In response and mentioning Rauchenberg's drawing-
"That should give any space visitors a real good first impression of us. The straight line is particularly impressive."

"That's the best we can do? A bunch of stick drawings. The aliens who are on their way here will at least have a good laugh."
Assuming that aliens laugh.

"The weenie doodle is the acme of class."

Many of the original posts have been removed by the staff of the Tampa Tribune to protect the innocent. More prim behavior.

It is interesting that in this old clipping from the time of the stunt (1969) has a thumb covering Warhol's contribution and calls it a signature rather than a drawing.

But wait, that is not the end of the story of human anatomy in space! The next very heady chapter of nude parts in space begins again with the Pioneer program. This time the images were sent into deep space and the message is a "serious" salutation to whatever intelligence may discover the probe. This time scientists and one artist constructed the imagery and again
the prudes got all upset. Linda Salzman Sagan was the artist/writer who created the image on the  Pioneer Plaques to be sent beyond our solar system along with her then husband  astronomer Carl Sagan on the Pioneer deep space probes ( Pioneer 10 and 11) Both plaques were identicle even though the mission flight was different. Linda Salzman Sagan's art was subject to some editing- read this copy of the Wikipedia page-

One can see that the woman's genitals are not really depicted; only the mons veneris is shown. It has been claimed that Sagan, having little time to complete the plaque, suspected that NASA would have rejected a more intricate drawing and therefore made a compromise just to be safe.[2] However, according to Mark Wolverton's more detailed account, the original design included a "short line indicating the woman's vulva."[3] It was erased as condition for approval by John Naugle, former head of NASA's Office of Space Science and the agency's former chief scientist.[4]
But Sagan himself wrote that "The decision to omit a very short line in this diagram was made partly because conventional representation in Greek statuary omits it. But there was another reason: Our desire to see the message successfully launched on Pioneer 10. In retrospect, we may have judged NASA's scientific-political hierarchy as more puritanical than it is. In the many discussions that I held with such officials up to the Administrator of the National Aeronautics and Space Administration and the President's Science Adviser, not one Victorian demurrer was ever voiced; and a great deal of helpful encouragement was given."
He also commented that "The idea of government censorship of the Pioneer 10 plaque is now so well documented and firmly entrenched that no statement from the designers of the plaque to the contrary can play any role in influencing the prevailing opinion. But we can at least try."

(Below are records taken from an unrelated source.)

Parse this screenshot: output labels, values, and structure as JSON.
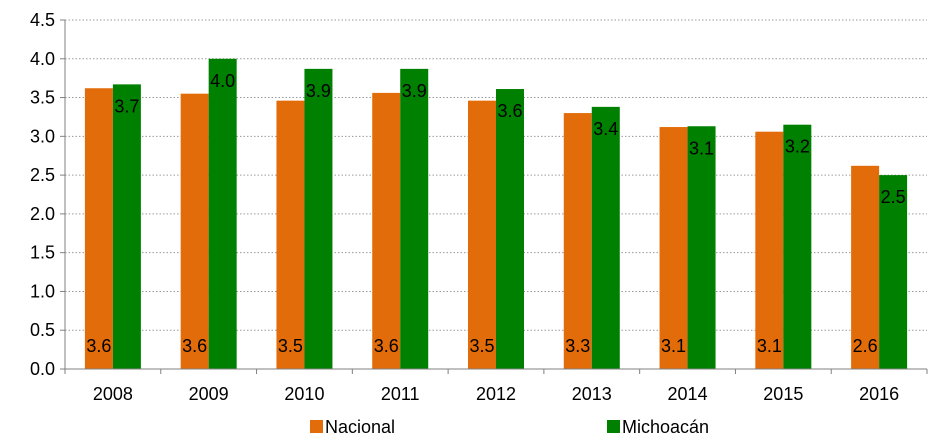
{
  "chart_data": {
    "type": "bar",
    "title": "",
    "xlabel": "",
    "ylabel": "",
    "categories": [
      "2008",
      "2009",
      "2010",
      "2011",
      "2012",
      "2013",
      "2014",
      "2015",
      "2016"
    ],
    "series": [
      {
        "name": "Nacional",
        "color": "#E36C0A",
        "values": [
          3.62,
          3.55,
          3.46,
          3.56,
          3.46,
          3.3,
          3.12,
          3.06,
          2.62
        ],
        "labels": [
          "3.6",
          "3.6",
          "3.5",
          "3.6",
          "3.5",
          "3.3",
          "3.1",
          "3.1",
          "2.6"
        ]
      },
      {
        "name": "Michoacán",
        "color": "#008000",
        "values": [
          3.67,
          4.0,
          3.87,
          3.87,
          3.61,
          3.38,
          3.13,
          3.15,
          2.5
        ],
        "labels": [
          "3.7",
          "4.0",
          "3.9",
          "3.9",
          "3.6",
          "3.4",
          "3.1",
          "3.2",
          "2.5"
        ]
      }
    ],
    "ylim": [
      0,
      4.5
    ],
    "yticks": [
      "0.0",
      "0.5",
      "1.0",
      "1.5",
      "2.0",
      "2.5",
      "3.0",
      "3.5",
      "4.0",
      "4.5"
    ],
    "grid": true,
    "legend_position": "bottom"
  }
}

According to astronomer Frank Drake, there were many negative reactions to the plaque because the human beings were displayed naked.[8] The Chicago Sun-Times retouched its image to hide the genitals of the man and woman.
The next imagery that was sent into space was aboard the Voyager mission and was afar more advanced medium. The "Golden Record" was a phonograph record that included sounds of Earth, images, recordings of different languages, etc. alas the prudes won in the last fight. NASA did not include the Sagan's proposal for a nude photograph of a man and women.
From Wikipedia-
After NASA had received criticism over the nudity on the Pioneer plaque (line drawings of a naked man and woman), the agency chose not to allow Sagan and his colleagues to include a photograph of a nude man and woman on the record. Instead, only a silhouette of the couple was included[2].